Agile Methodology Extreme Programming

A Beginner's Guide to Extreme Programming

by Bjorn W.

Traditional project management practices are no longer relevant in today's fast and competitive environment, and IT professionals have to find new methods for managing their development tasks constantly. To address the growing challenges of the software community, a group of 17 software experts introduced the philosophy of Agile Project Management which is based on the principles of fast, flexible and collaboration focused software development and formed a vital component of the Agile Manifesto. Extreme Programming (XP) is one of the Agile frameworks which focuses on the technical aspects of software development widely used by IT companies. Let's delve a bit into detail to learn more about Extreme programming and know its history along with how it can be used in the software development process.

What is Extreme Programming?

Extreme Programming is a methodology in software engineering, and it differs from traditional methods by laying more emphasis on adaptability than predictability similar to most of the agile methods. The primary focus of XP is to improve the quality of the software and its responsiveness to meet the changing customer requirements. Just like agile methodology, Extreme Programming relies on shorter development cycles with more frequent releases that are intended to boost productivity and has checkpoints for incorporating the customer requirements in different stages.

Extreme programming takes some of the best practices of traditional software engineering to the extreme levels which is why it gets this name. The most distinctive feature of this methodology is doing programming in pairs, extensive code reviewing, doing unit testing of all codes, avoidance of programming of functions until it’s needed. The other vital elements of extreme programming are the simplicity of code and clarity, flat management structure, anticipating changes in customer demands which leads to a better understanding of their problems.
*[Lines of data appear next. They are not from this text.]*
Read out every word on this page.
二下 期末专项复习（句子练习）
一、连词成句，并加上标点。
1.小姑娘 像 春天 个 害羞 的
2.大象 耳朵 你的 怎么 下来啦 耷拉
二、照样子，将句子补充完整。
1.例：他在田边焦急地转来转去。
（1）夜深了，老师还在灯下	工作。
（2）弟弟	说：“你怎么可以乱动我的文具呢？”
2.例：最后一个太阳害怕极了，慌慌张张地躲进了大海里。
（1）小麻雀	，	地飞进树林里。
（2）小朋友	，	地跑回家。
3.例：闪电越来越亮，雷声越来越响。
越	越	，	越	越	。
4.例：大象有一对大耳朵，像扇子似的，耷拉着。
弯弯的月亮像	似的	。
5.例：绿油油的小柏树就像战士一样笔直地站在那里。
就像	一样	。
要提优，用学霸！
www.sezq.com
Origin and history of Extreme Programming

In the 1990’s, there were two significant influences which shaped software development, where on one hand object-oriented programming took precedence over procedural programming and was widely favored by the industry. The dot-com boom and the rise of the Internet focused on company growth and speed-to-market along with changing business requirements preferred shorter product life cycles, and traditional software development was found to be incompatible with them. As a result, information regarding the principles and practices of Extreme Programming was shared through discussions across WikiWikiWeb, and different contributors came up with unique ideas which resulted in spin-off agile methodologies.
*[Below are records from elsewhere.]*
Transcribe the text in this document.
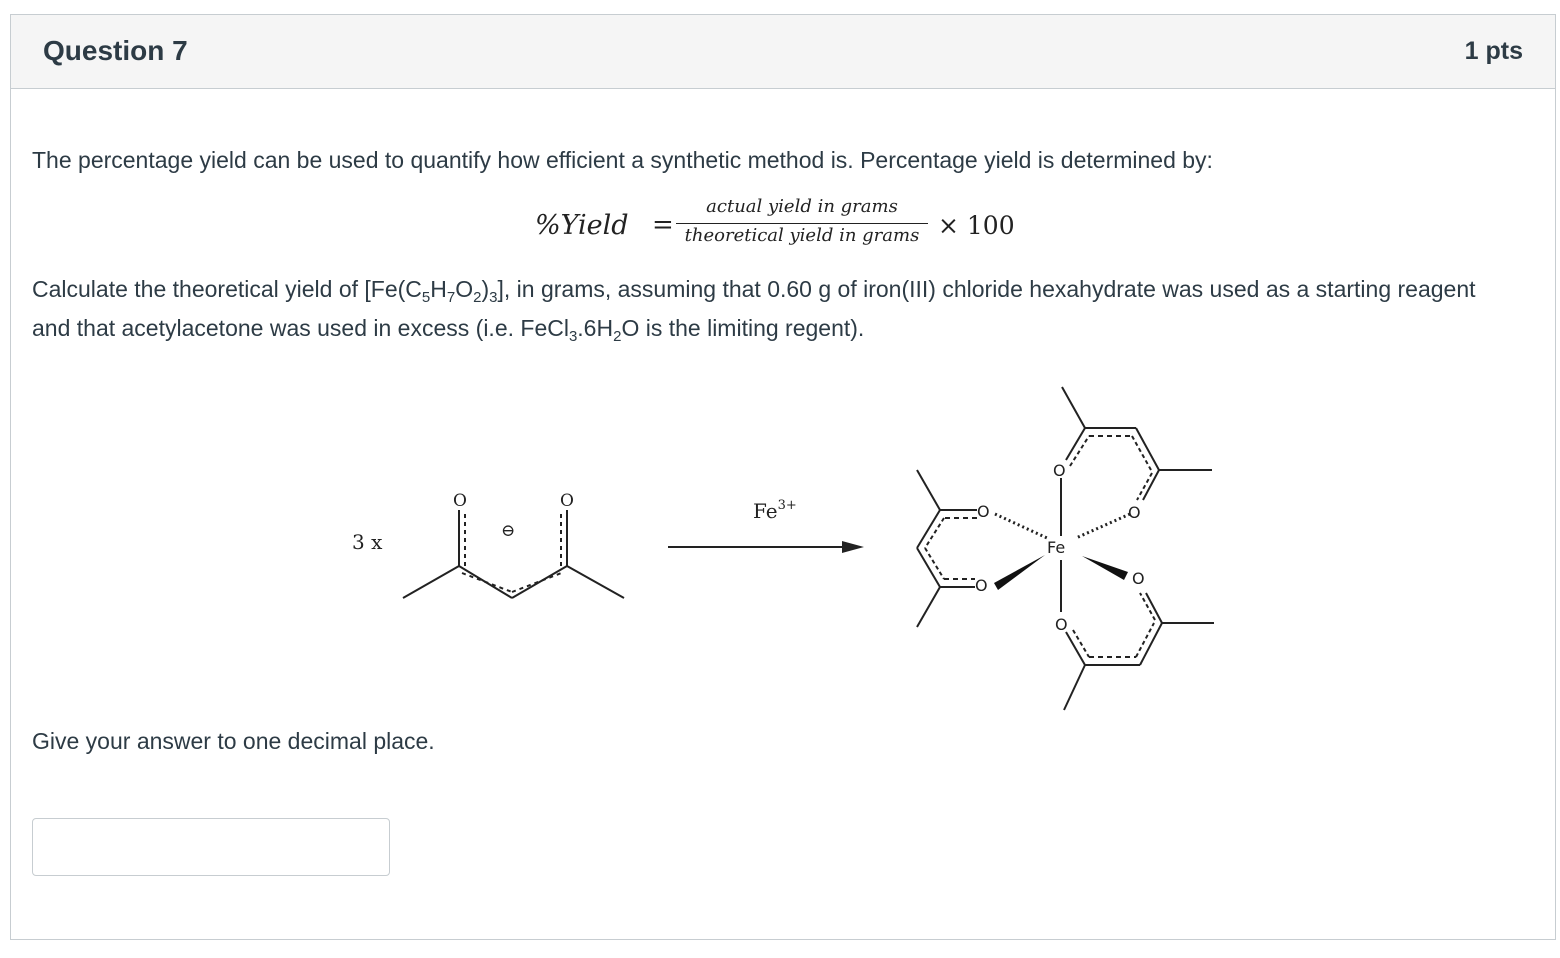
Question 7	1 pts
The percentage yield can be used to quantify how efficient a synthetic method is. Percentage yield is determined by:
%Yield =
actual yield in grams
theoretical yield in grams × 100
Calculate the theoretical yield of $[Fe(C_5H_7O_2)_3]$, in grams, assuming that 0.60 g of iron(III) chloride hexahydrate was used as a starting reagent and that acetylacetone was used in excess (i.e. $FeCl_3.6H_2O$ is the limiting regent).
3 x
O	O
⊖
$Fe^{3+}$
O
O	O
O	O
O
Fe
Give your answer to one decimal place.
Kent Beck conceived extreme Programming while he was working on the Chrysler Comprehensive Compensation System(C3 payroll project)and in March 1993, he took over as the Project Leader and started the process of refining the development methodology. He also wrote a series of books on Extreme Programming and shared his ideas and concepts with a broader audience.

Activities performed in Extreme Programming.
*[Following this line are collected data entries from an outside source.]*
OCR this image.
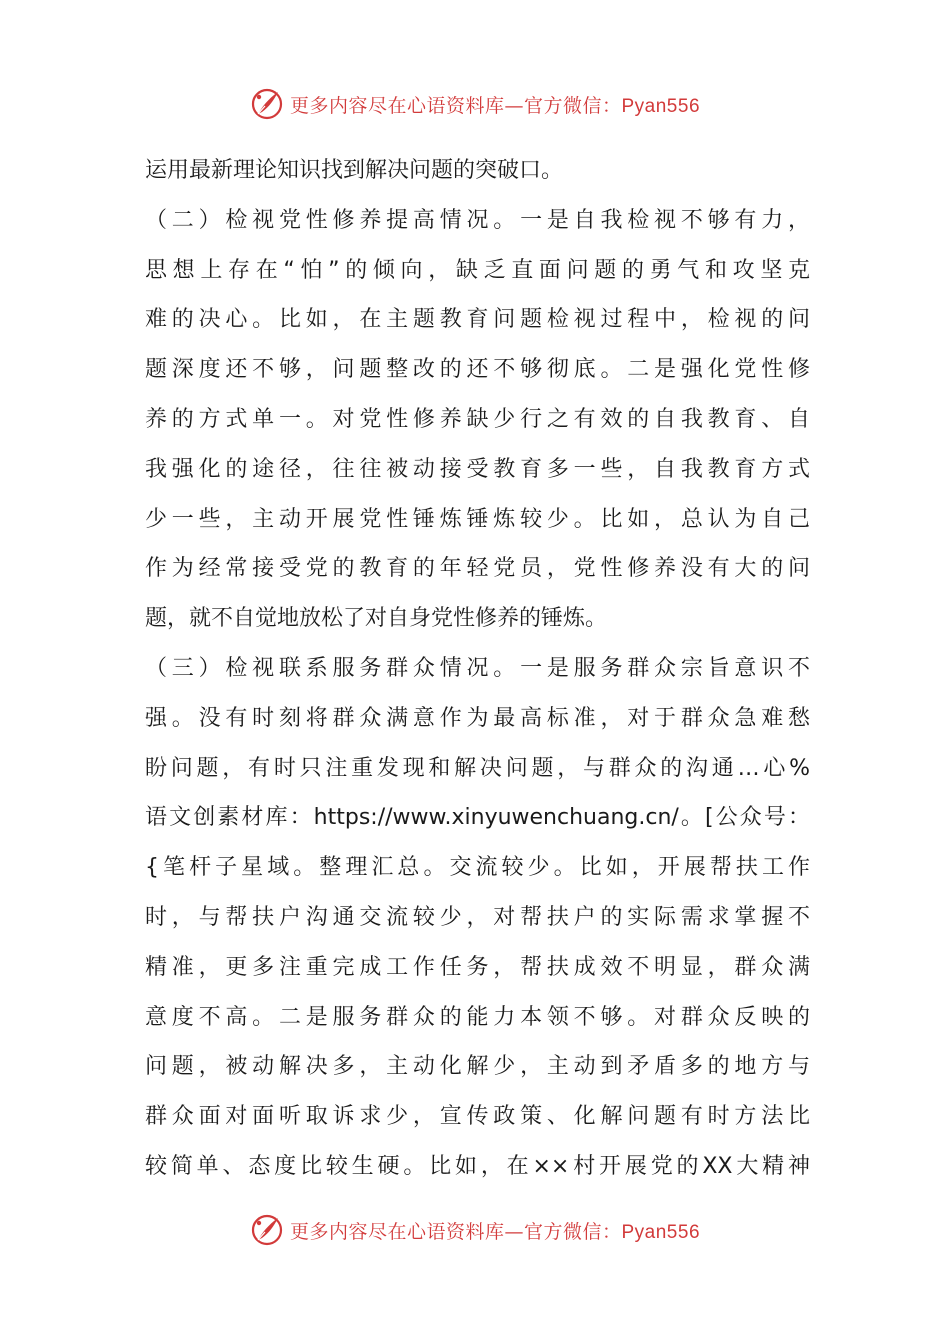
更多内容尽在心语资料库—官方微信：Pyan556
运用最新理论知识找到解决问题的突破口。
（二）检视党性修养提高情况。一是自我检视不够有力，
思想上存在“怕”的倾向，缺乏直面问题的勇气和攻坚克
难的决心。比如，在主题教育问题检视过程中，检视的问
题深度还不够，问题整改的还不够彻底。二是强化党性修
养的方式单一。对党性修养缺少行之有效的自我教育、自
我强化的途径，往往被动接受教育多一些，自我教育方式
少一些，主动开展党性锤炼锤炼较少。比如，总认为自己
作为经常接受党的教育的年轻党员，党性修养没有大的问
题，就不自觉地放松了对自身党性修养的锤炼。
（三）检视联系服务群众情况。一是服务群众宗旨意识不
强。没有时刻将群众满意作为最高标准，对于群众急难愁
盼问题，有时只注重发现和解决问题，与群众的沟通…心%
语文创素材库：https://www.xinyuwenchuang.cn/。[公众号：
{笔杆子星域。整理汇总。交流较少。比如，开展帮扶工作
时，与帮扶户沟通交流较少，对帮扶户的实际需求掌握不
精准，更多注重完成工作任务，帮扶成效不明显，群众满
意度不高。二是服务群众的能力本领不够。对群众反映的
问题，被动解决多，主动化解少，主动到矛盾多的地方与
群众面对面听取诉求少，宣传政策、化解问题有时方法比
较简单、态度比较生硬。比如，在××村开展党的XX大精神
更多内容尽在心语资料库—官方微信：Pyan556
There are mainly four activities that need to be performed in the software development process as described under Extreme Programming which is as follows:

Coding

According to the advocates of Extreme Programming, the most critical component of the process of system development is the code. Coding is essential for communicating ideas about issues related to programming. Thus, a programmer who may be facing a challenging programming issue may be able to explain it to the team of other programmers using a simplified code to pinpoint towards the problems faced by him in a clear and concise manner. This helps the other programmers to share their feedback on the subject by coding their ideas as well.

Testing

The proponents of Extreme Programming believe that if a few tests can eliminate flaws in the program, then frequent testing can determine more defects to give better results. Unit tests are mainly performed to assess if the features are working according to their specifications. Programmers write as many automated tests as much as possible, and if all of them prove to be successful, then the coding is regarded to be complete. Besides, every piece of code which is written is tested thoroughly before going ahead with the next feature. Acceptance testing is done to ascertain that the programmers understand the requirements and in turn can satisfy the actual customer requirements. Initially, even system-wide integration was also encouraged on a regular basis, but later their frequency was reduced based on the stability of the overall system interfaces.

Listening

Programmers need to carefully listen to their customers to understand what type of business logic may be required for the system to perform the actions intended by them. It’s vital to understand their requirements so that they can provide feedback to them regarding the technical aspects of the problem and whether they can be solved or not.

Designing

It’s assumed that system development would only require activities such as coding, testing and listening to be performed well to result in a working system which may not always be right. Without design, the system can get too complicated, and the dependencies within the system may no longer be apparent. Hence to prevent such issues, it is best to create a design structure that helps to organize logic into the system. It’s always preferable to have a good design for the system as it can assist in avoiding dependencies in the order, where making changes in one part of the system will not have any bearing on the other parts of the system.